Trends: Big SUV sales fall off a cliff
By Bernard Simon Wednesday Sep 27 2006 12:00
George Pipas says that in his 30-year career as a car sales analyst at Ford Motor (NYSE:F) , the stampede away from sport-utility vehicles "is easily the most significant shift that I've observed".
After more than two decades of unstoppable growth, the SUV market in the US now appears to be in long-term decline. But does this mean the end of the road for the vehicles that many Americans have loved, and many others have loved to hate?
The SUV, also known as an off-roader or 4x4, made its first appearance in the early 1980s. Keith Bradsher, in his book High and Mighty, singles out the Jeep Cherokee as the first true example of the breed – a four-wheel-drive vehicle that has a pick-up truck's body-on-frame construction, but a comfortable interior. The SUV’s height, spaciousness and perception of improved safety quickly made it a hugely popular alternative to the family car during the 1990s.

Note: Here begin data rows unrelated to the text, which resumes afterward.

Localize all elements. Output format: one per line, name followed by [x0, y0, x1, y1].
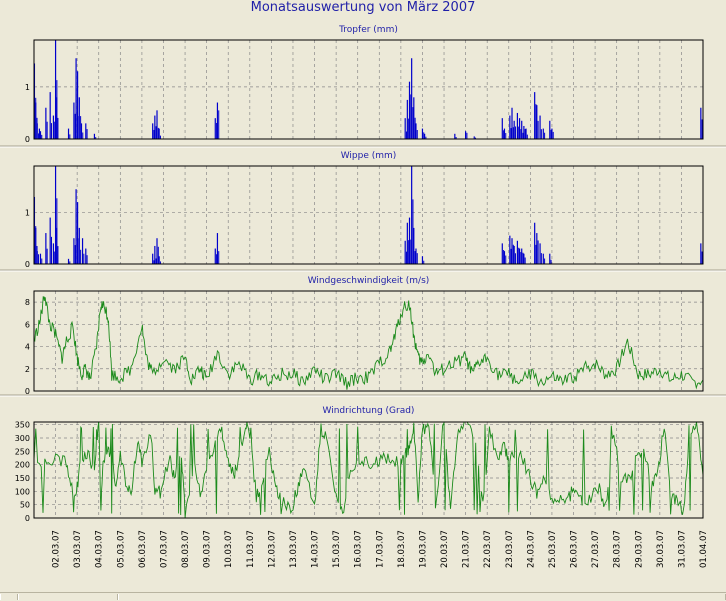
y-tick-label: 0: [25, 260, 30, 269]
x-tick-label: 07.03.07: [159, 530, 169, 568]
y-tick-label: 0: [25, 387, 30, 396]
plot-frame: [33, 39, 704, 140]
status-cell: [0, 594, 18, 600]
y-tick-label: 150: [15, 474, 30, 483]
x-tick-label: 27.03.07: [591, 530, 601, 568]
x-tick-label: 10.03.07: [224, 530, 234, 568]
x-tick-label: 29.03.07: [634, 530, 644, 568]
x-tick-label: 24.03.07: [526, 530, 536, 568]
x-tick-label: 22.03.07: [483, 530, 493, 568]
y-tick-label: 4: [25, 343, 30, 352]
x-tick-label: 05.03.07: [116, 530, 126, 568]
chart-title: Tropfer (mm): [338, 25, 398, 35]
y-tick-label: 350: [15, 421, 30, 430]
x-tick-label: 06.03.07: [138, 530, 148, 568]
x-tick-label: 31.03.07: [677, 530, 687, 568]
y-tick-label: 1: [25, 83, 30, 92]
x-tick-label: 28.03.07: [613, 530, 623, 568]
x-tick-label: 21.03.07: [462, 530, 472, 568]
x-tick-label: 25.03.07: [548, 530, 558, 568]
y-tick-label: 6: [25, 320, 30, 329]
wind-speed-line: [33, 296, 704, 390]
x-tick-label: 01.04.07: [699, 530, 709, 568]
x-tick-label: 09.03.07: [203, 530, 213, 568]
x-tick-label: 02.03.07: [52, 530, 62, 568]
y-tick-label: 250: [15, 447, 30, 456]
y-tick-label: 50: [20, 501, 30, 510]
x-tick-label: 18.03.07: [397, 530, 407, 568]
x-tick-label: 30.03.07: [656, 530, 666, 568]
status-cell: [18, 594, 118, 600]
chart-title: Wippe (mm): [341, 151, 397, 161]
y-tick-label: 200: [15, 461, 30, 470]
x-tick-label: 15.03.07: [332, 530, 342, 568]
y-tick-label: 0: [25, 514, 30, 523]
y-tick-label: 1: [25, 208, 30, 217]
x-tick-label: 17.03.07: [375, 530, 385, 568]
page-title: Monatsauswertung von März 2007: [250, 0, 476, 15]
plot-frame: [33, 165, 704, 265]
plot-frame: [33, 290, 704, 392]
x-tick-label: 14.03.07: [311, 530, 321, 568]
y-tick-label: 300: [15, 434, 30, 443]
x-tick-label: 04.03.07: [95, 530, 105, 568]
x-tick-label: 13.03.07: [289, 530, 299, 568]
chart-title: Windgeschwindigkeit (m/s): [308, 276, 430, 286]
y-tick-label: 0: [25, 135, 30, 144]
plot-frame: [33, 421, 704, 519]
x-tick-label: 11.03.07: [246, 530, 256, 568]
y-tick-label: 8: [25, 298, 30, 307]
x-tick-label: 19.03.07: [418, 530, 428, 568]
x-tick-label: 12.03.07: [267, 530, 277, 568]
x-tick-label: 20.03.07: [440, 530, 450, 568]
wind-direction-line: [33, 421, 704, 519]
chart-title: Windrichtung (Grad): [323, 406, 415, 416]
status-cell: [118, 594, 726, 600]
y-tick-label: 100: [15, 487, 30, 496]
x-tick-label: 16.03.07: [354, 530, 364, 568]
x-tick-label: 23.03.07: [505, 530, 515, 568]
x-tick-label: 03.03.07: [73, 530, 83, 568]
x-tick-label: 26.03.07: [570, 530, 580, 568]
y-tick-label: 2: [25, 365, 30, 374]
x-tick-label: 08.03.07: [181, 530, 191, 568]
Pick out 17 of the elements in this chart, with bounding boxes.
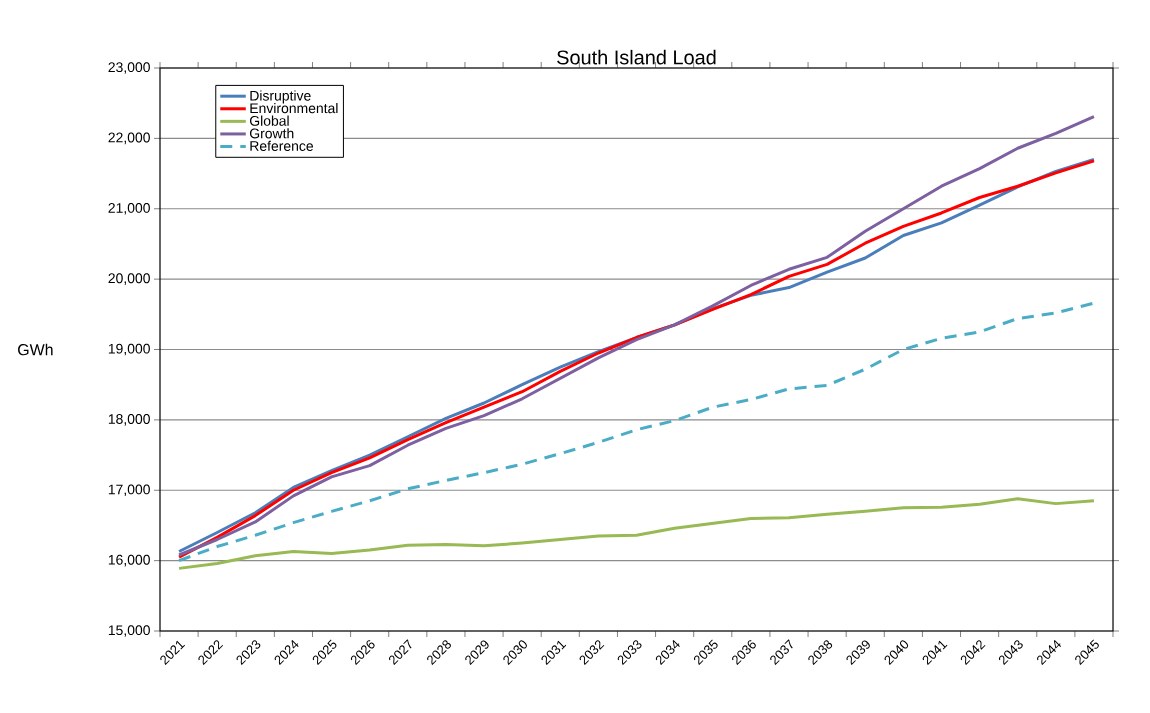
y-tick-label: 17,000	[108, 484, 150, 497]
y-tick-label: 22,000	[108, 132, 150, 145]
y-tick-label: 16,000	[108, 554, 150, 567]
legend-label: Growth	[249, 128, 294, 139]
legend-label: Reference	[250, 140, 313, 151]
legend-label: Global	[249, 115, 289, 126]
y-tick-label: 15,000	[108, 625, 150, 637]
y-axis-title: GWh	[18, 343, 53, 356]
legend-label: Environmental	[250, 102, 338, 114]
line-series	[177, 301, 1096, 563]
y-tick-label: 23,000	[108, 62, 150, 74]
y-tick-label: 20,000	[108, 273, 150, 285]
y-tick-label: 21,000	[108, 202, 150, 215]
y-tick-label: 18,000	[108, 414, 150, 426]
chart-title: South Island Load	[557, 49, 716, 65]
legend-label: Disruptive	[250, 90, 311, 104]
y-tick-label: 19,000	[108, 343, 150, 356]
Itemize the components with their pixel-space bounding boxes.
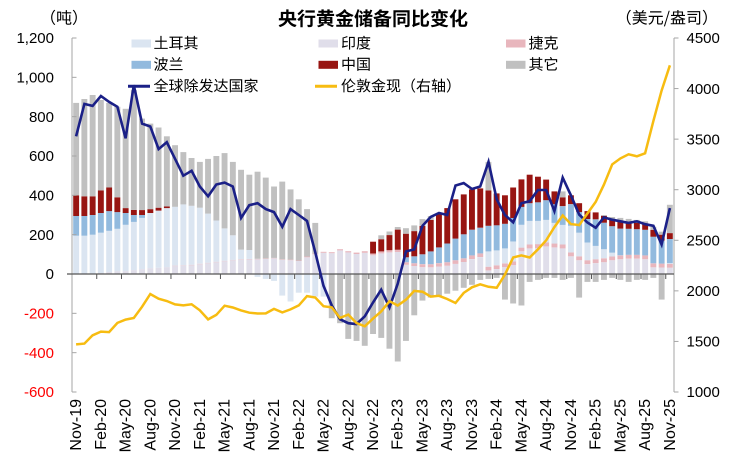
svg-text:200: 200 (29, 227, 54, 244)
svg-text:600: 600 (29, 148, 54, 165)
svg-text:Aug-23: Aug-23 (439, 399, 456, 451)
svg-text:2500: 2500 (687, 233, 720, 250)
svg-text:Feb-23: Feb-23 (390, 399, 407, 450)
svg-text:3000: 3000 (687, 182, 720, 199)
svg-text:Aug-21: Aug-21 (241, 399, 258, 451)
svg-text:May-24: May-24 (513, 399, 530, 452)
svg-text:May-22: May-22 (316, 399, 333, 452)
svg-text:Nov-19: Nov-19 (68, 399, 85, 451)
svg-text:May-25: May-25 (612, 399, 629, 452)
svg-text:Nov-24: Nov-24 (563, 399, 580, 451)
svg-text:Feb-24: Feb-24 (489, 399, 506, 450)
svg-text:3500: 3500 (687, 131, 720, 148)
svg-text:Aug-20: Aug-20 (142, 399, 159, 451)
svg-text:-600: -600 (24, 384, 54, 401)
svg-text:0: 0 (46, 266, 54, 283)
svg-text:Nov-22: Nov-22 (365, 399, 382, 451)
svg-text:400: 400 (29, 188, 54, 205)
svg-text:800: 800 (29, 109, 54, 126)
svg-text:May-21: May-21 (217, 399, 234, 452)
svg-text:Feb-25: Feb-25 (588, 399, 605, 450)
svg-text:1,000: 1,000 (16, 70, 54, 87)
svg-text:1500: 1500 (687, 334, 720, 351)
svg-text:4500: 4500 (687, 30, 720, 47)
svg-text:-400: -400 (24, 345, 54, 362)
svg-text:Nov-23: Nov-23 (464, 399, 481, 451)
svg-text:Aug-24: Aug-24 (538, 399, 555, 451)
svg-text:1000: 1000 (687, 384, 720, 401)
svg-text:May-20: May-20 (118, 399, 135, 452)
svg-text:Aug-22: Aug-22 (340, 399, 357, 451)
svg-text:-200: -200 (24, 306, 54, 323)
svg-text:Aug-25: Aug-25 (637, 399, 654, 451)
svg-text:Nov-25: Nov-25 (662, 399, 679, 451)
svg-text:Feb-21: Feb-21 (192, 399, 209, 450)
svg-text:Nov-20: Nov-20 (167, 399, 184, 451)
svg-text:Nov-21: Nov-21 (266, 399, 283, 451)
svg-text:Feb-22: Feb-22 (291, 399, 308, 450)
svg-text:2000: 2000 (687, 283, 720, 300)
svg-text:4000: 4000 (687, 81, 720, 98)
svg-text:May-23: May-23 (415, 399, 432, 452)
svg-text:1,200: 1,200 (16, 30, 54, 47)
svg-text:Feb-20: Feb-20 (93, 399, 110, 450)
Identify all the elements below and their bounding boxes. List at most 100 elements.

Demand reached a peak of about 3m units, or 18 per cent of US light-vehicle sales, in 2000. The most popular model, the Ford Explorer, made up 11 per cent of Ford’s total US sales that year. Sales outside the US also burgeoned.
The SUV has also generated intense controversy. Although drivers and passengers may feel safer, Mr Bradsher – among others – has blamed the vehicles for a climbing death toll on US roads. SUVs are more prone to roll over than other vehicles. Their size and height have made roads more dangerous for people in smaller cars.
While SUVs have evoked an image of the rugged outdoors among many supposedly environmentally aware buyers, the vehicles may have done more harm than good to nature.
The SUV contributed to a steady rise in the average fuel consumption of new US vehicles, and to growing greenhouse gas emissions. Mr Bradsher estimates that switching from a family car to a large SUV consumes as much energy in a year as leaving a fridge door open for six years.
Global Insight, a consultancy, estimates that SUV sales will drop to fewer than 2.2m units this year, or less than 14 per cent of total light-vehicle sales. It forecasts a further slide below 1.9m, or 12 per cent of the total, by 2011.
The jump in fuel prices during 2005 and the first half of this year have undoubtedly accelerated the decline. But they are only part of the explanation.
“The baby boomer is becoming an empty nester,” Mr Pipas notes. “They don’t need a vehicle as big as they once drove. The idea of using a stepladder to get into a 4x4 vehicle doesn’t have the same appeal.”
Carmakers are catering to that demographic shift with the crossover. Similar in appearance to a small SUV, the crossover is built as a single unit, with roof, sides and floor welded together, like a car.
Toyota pioneered the crossover segment in 1996 with its RAV4. More than 40 models are now available in north America, and crossover sales are likely to overtake other SUVs this year. Crossover model numbers are expected to grow to about 70 in 2009, with sales possibly outstripping passenger cars by the end of the decade.
Unfortunately for SUV critics, the drop in sales in heavily concentrated in mid-size models for which crossovers are a convenient alternative. Explorer sales tumbled by 31 per cent in the first eight months of 2006, against a year earlier.
According to JD Power, a market research group, the proportion of mid-size SUV owners opting for the same kind of vehicle has fallen from almost 32 per cent to 24.3 per cent in two years.
Owners of the biggest vehicles have so far turned out to be much more loyal. JD Power surveys show that almost 40 per cent of owners of big luxury SUVs, such as the Cadillac Escalade, Lincoln Navigator and the Hummer, remain loyal to the segment when they buy a new vehicle. Another 10 per cent opt for other – less luxurious -- large utilities, such as GM’s Chevrolet Tahoe.
These buyers are wealthy enough to shrug off the jump in fuel prices, or need a vehicle to transport a large family, or to tow a boat or large caravan. With the help of a new model, Tahoe sales were almost a quarter higher in August than a year earlier.
While the SUV as a category may not be dead, some 1990s behemoths are endangered – if not extinct.
Last autumn, Ford pulled the plug on the 19-foot, V-10 Excursion after six years on the market. Sales of the Excursion sank from 51,000 in 2000 to 16,300 last year.
The cost of filling the Excursion’s 44-gallon fuel tank had ballooned to $133 in southern California at the time of the model’s demise, more than triple the bill a year earlier.
GM halted production in June of the Hummer H1, the original, and biggest, version of the gargantuan brand. Yet the smaller H3, introduced last year, continues to sell strongly.
Clearly, while some SUVs may be headed for the museum, others are still very much alive.